Gerçek şu ki, ABD siyasetinin şahinleri olarak bilinen Cumhuriyetçilerin alışılageldik reflekslerine karşın Trump, bir tüccar gibi hareket etti: ABD askerini savaştırmak yerine daha az yatırımla kendisine Ortadoğu’da PKK isimli bir mayın eşeği buldu. Bu kavganın ardında kısmen silah ya da ilaç endüstrisinin çıkarlarının olması mümkündür. Fakat bu dahi öfkenin ekonomik olduğunun diğer bir kanıtıdır.
GEZİCİLER DEMOKRAT AMA İNEK ÇOBANLARI TERÖRİST
Biden’ın sadece birkaç saat süren eylem yaptıkları için terörist olarak yaftaladığı binlerce kişi, ABD’nin hem Cumhuriyetçi hem de Demokrat liderlerinin aslında ne kadar iki yüzlü olduğunu ifşa etti. 40 gün boyunca İstanbul’un merkezini işgal eden Gezi çapulcularına “demokrat gösterici” diyenler, Teksas’ın inek çobanlarını bir çırpıda terörist yaptılar. Oysaki mazlumların kanına ekmek banıp yerken birlikteydiler. Bağdat Müzelerinde yağma yapıp, Sümer tabletlerini magnet gibi sırt çantalarında Washington’a taşıdıklarında da beraberdiler.

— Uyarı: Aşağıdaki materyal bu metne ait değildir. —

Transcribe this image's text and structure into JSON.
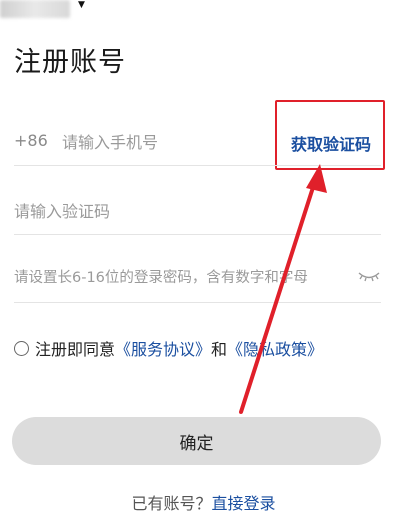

Tüm bu olan biten karşısında dünya medyası en fazla Türkiye’nin “ABD’deki taraflara yaptığı itidal” çağrısını konuştu. Latin Amerika’dan Türkiye’ye kadar tüm dünyada darbecileri destekleyip, ülkelerin istikrarını bozan ABD’ye ülkemizin yaptığı çağrı o kadar manidardı ki, sadece Batılı sömürgecileri değil, onların borazanlığını yapan FETÖ‘cüleri ve elbette tecavüz çirkinliğini örtmek için takla atan CHP’nin ekran mankenlerini de deliye döndürdü.
ABD’nin boynuzu, tüm çabasına rağmen Guaido‘yu başkan yapamadığında; binlerce tır silahla desteklediği PKK’sını Afrin’de Mehmetçiğin elinden kurtaramadığında; 21 yıl savaştığı Afgan halkı karşısında hezimetini kabul ettiğinde kırılmıştı zaten.
Kongre’yi tıpkı Irak’ta yaptığı gibi yağmalayan Coni, çaldığı Nancy Pelosi’nin kürsüsünü internette satışa çıkardığında bunu sadece resmileştirdi.